De rechtbank heeft vastgesteld dat Lowland de opdracht had aanvaard om [betrokkene] tijdelijk te verlonen totdat de personeels-BV zou zijn opgericht. De rechtbank wijst de vordering van Lowland tot betaling van de facturen over de maanden november 2011 tot en met maart 2012 af, maar oordeelt dat J&J wel de factuur voor oktober 2011 moet betalen, aangezien [betrokkene] in die maand nog als kapitein heeft gewerkt. De rechtbank heeft ook geoordeeld dat J&J geen opschortingsrecht toekomt met betrekking tot de vakantiedagen van [betrokkene], omdat Lowland niet verplicht is om hierover verantwoording af te leggen aan J&J. De proceskosten worden toegewezen aan J&J, waarbij Lowland als grotendeels in het ongelijk gestelde partij wordt veroordeeld tot betaling van deze kosten.

Uitspraak

Vonnis
RECHTBANK ARNHEM
Sector civiel recht
zaaknummer / rolnummer: 229316 / HA ZA 12-311
Vonnis van 14 november 2012
in de zaak van
de besloten vennootschap met beperkte aansprakelijkheid
LOWLAND BINNENVAART B.V.,
gevestigd te Nieuw-Vennep,
eiseres in conventie,
verweerster in reconventie,
advocaat mr.
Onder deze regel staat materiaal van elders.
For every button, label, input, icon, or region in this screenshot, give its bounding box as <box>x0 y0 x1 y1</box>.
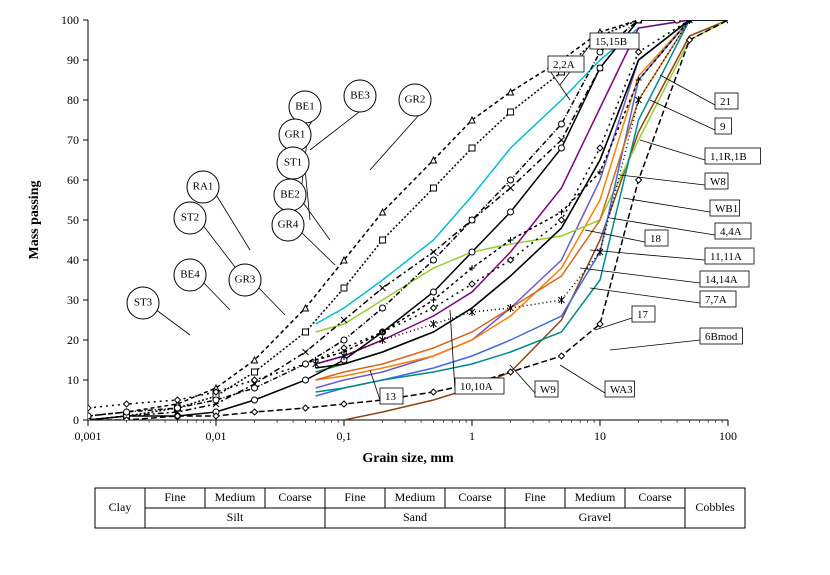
series-s9 <box>316 20 728 380</box>
svg-text:11,11A: 11,11A <box>710 251 742 263</box>
svg-text:BE2: BE2 <box>280 189 300 201</box>
series-s7 <box>316 20 728 396</box>
svg-text:Coarse: Coarse <box>638 490 671 504</box>
svg-text:ST2: ST2 <box>181 212 199 224</box>
svg-text:W8: W8 <box>710 176 726 188</box>
svg-text:Medium: Medium <box>395 490 436 504</box>
svg-text:80: 80 <box>67 93 79 107</box>
svg-text:10,10A: 10,10A <box>460 381 493 393</box>
svg-text:70: 70 <box>67 133 79 147</box>
svg-text:BE3: BE3 <box>350 90 370 102</box>
svg-text:W9: W9 <box>540 384 556 396</box>
svg-text:ST1: ST1 <box>284 157 302 169</box>
series-s3 <box>316 20 728 380</box>
svg-text:Cobbles: Cobbles <box>695 500 735 514</box>
svg-text:Mass passing: Mass passing <box>27 181 42 260</box>
svg-text:4,4A: 4,4A <box>720 226 742 238</box>
series-s4 <box>316 20 728 372</box>
svg-text:Clay: Clay <box>109 500 132 514</box>
svg-text:30: 30 <box>67 293 79 307</box>
svg-text:ST3: ST3 <box>134 297 153 309</box>
svg-text:15,15B: 15,15B <box>595 36 627 48</box>
svg-text:9: 9 <box>720 121 726 133</box>
svg-text:1,1R,1B: 1,1R,1B <box>710 151 747 163</box>
svg-text:100: 100 <box>61 13 79 27</box>
series-s2 <box>316 20 728 388</box>
svg-text:6Bmod: 6Bmod <box>705 331 738 343</box>
svg-text:Coarse: Coarse <box>458 490 491 504</box>
svg-text:Fine: Fine <box>344 490 365 504</box>
svg-text:0,001: 0,001 <box>75 429 102 443</box>
svg-text:Fine: Fine <box>164 490 185 504</box>
svg-text:7,7A: 7,7A <box>705 294 727 306</box>
svg-text:1: 1 <box>469 429 475 443</box>
svg-text:60: 60 <box>67 173 79 187</box>
svg-text:10: 10 <box>594 429 606 443</box>
grain-class-table: Clay Fine Medium Coarse Silt Fine Medium Coarse… <box>95 488 745 528</box>
svg-text:90: 90 <box>67 53 79 67</box>
series-b10 <box>316 20 728 368</box>
svg-text:17: 17 <box>637 309 649 321</box>
svg-text:GR4: GR4 <box>278 219 299 231</box>
svg-text:Silt: Silt <box>227 510 244 524</box>
svg-text:WB1: WB1 <box>715 203 738 215</box>
svg-text:18: 18 <box>650 233 662 245</box>
svg-text:BE1: BE1 <box>295 101 315 113</box>
svg-text:100: 100 <box>719 429 737 443</box>
svg-text:Fine: Fine <box>524 490 545 504</box>
svg-text:40: 40 <box>67 253 79 267</box>
grain-size-chart: 0 10 20 30 40 50 60 70 80 90 100 0,001 0,01 0,1 1 10 100… <box>0 0 830 570</box>
svg-text:14,14A: 14,14A <box>705 274 738 286</box>
svg-text:Sand: Sand <box>403 510 427 524</box>
svg-text:13: 13 <box>385 391 397 403</box>
svg-text:WA3: WA3 <box>610 384 633 396</box>
svg-text:GR3: GR3 <box>235 274 256 286</box>
svg-text:Grain size, mm: Grain size, mm <box>362 451 454 466</box>
svg-text:0: 0 <box>73 413 79 427</box>
svg-text:10: 10 <box>67 373 79 387</box>
svg-text:BE4: BE4 <box>180 269 200 281</box>
svg-text:Gravel: Gravel <box>579 510 612 524</box>
svg-text:Medium: Medium <box>575 490 616 504</box>
svg-text:RA1: RA1 <box>193 181 214 193</box>
svg-text:50: 50 <box>67 213 79 227</box>
svg-text:2,2A: 2,2A <box>553 59 575 71</box>
svg-text:GR1: GR1 <box>285 129 306 141</box>
svg-text:21: 21 <box>720 96 731 108</box>
svg-text:GR2: GR2 <box>405 94 426 106</box>
svg-text:0,01: 0,01 <box>206 429 227 443</box>
svg-text:0,1: 0,1 <box>337 429 352 443</box>
svg-text:Medium: Medium <box>215 490 256 504</box>
svg-text:20: 20 <box>67 333 79 347</box>
svg-text:Coarse: Coarse <box>278 490 311 504</box>
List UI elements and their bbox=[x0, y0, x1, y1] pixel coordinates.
A.D. van Koningsveld te Amsterdam,
tegen
de besloten vennootschap met beperkte aansprakelijkheid
J&J NAUTICAL PROJECTS B.V.,
gevestigd te Elst,
gedaagde in conventie,
eiseres in reconventie,
advocaat mr. drs. I.M.C.A. Reinders Folmer te Amsterdam.
Partijen zullen hierna Lowland en J&J genoemd worden.
1. De procedure
1.1. Het verloop van de procedure blijkt uit:
- het tussenvonnis van 30 mei 2012
- het proces-verbaal van comparitie van 4 oktober 2012.
1.2. Ten slotte is vonnis bepaald.
2. De feiten
2.1. Lowland houdt zich bezig met het uitoefenen van project- en crewmanagement ten behoeve van de maritieme sector en de binnenvaart.
2.2. J&J houdt zich bezig met onder meer het exploiteren van schepen. J&J verzorgde voor de eigenaar van het MPS Princess de exploitatie van dit schip op basis van een managementovereenkomst. De heer [betrokkene] (verder: [betrokkene]) was kapitein op dit schip.
2.3. Op verzoek van J&J heeft Lowland met ingang van 1 maart 2011 de payroll-functie (de verloning) van [betrokkene] op zich genomen. J&J had [betrokkene] een arbeidsovereenkomst als kapitein toegezegd, maar was doende een aparte personeels-BV op te richten. Het verzoek van J&J zag op de verloning tot het moment dat die BV zou zijn opgericht. De verwachting was dat dit op korte termijn zou gebeuren. Uiteindelijk is die BV, de besloten vennootschap Inland Cruise Management B.V., pas in oktober 2011 opgericht.
2.4. Tussen J&J en Lowland is overlegd dat [betrokkene] € 2.900,00 netto per maand moest ontvangen en dat Lowland dit zou bruteren. Dit kwam neer op € 4.295,00 bruto per maand. Verder zijn partijen overeen gekomen dat Lowland aan J&J 150% van het bruto loon in rekening zou brengen, te vermeerderen met de omzetbelasting. Dat was € 6.442,50 per maand, te vermeerderen met 19% btw en zodoende € 7.666,58 in totaal. Lowland heeft dit laatste bedrag maandelijks aan J&J in rekening gebracht en J&J heeft de declaraties over de maanden maart tot en met september 2011 voldaan.
2.5. In september/oktober 2011 heeft J&J Lowland laten weten dat zij [betrokkene] vanaf 1 november 2011 niet meer nodig had. Lowland heeft dit besproken met [betrokkene]. Op 31 oktober 2011 is de Princess teruggekeerd in de thuishaven en heeft [betrokkene] het schip verlaten.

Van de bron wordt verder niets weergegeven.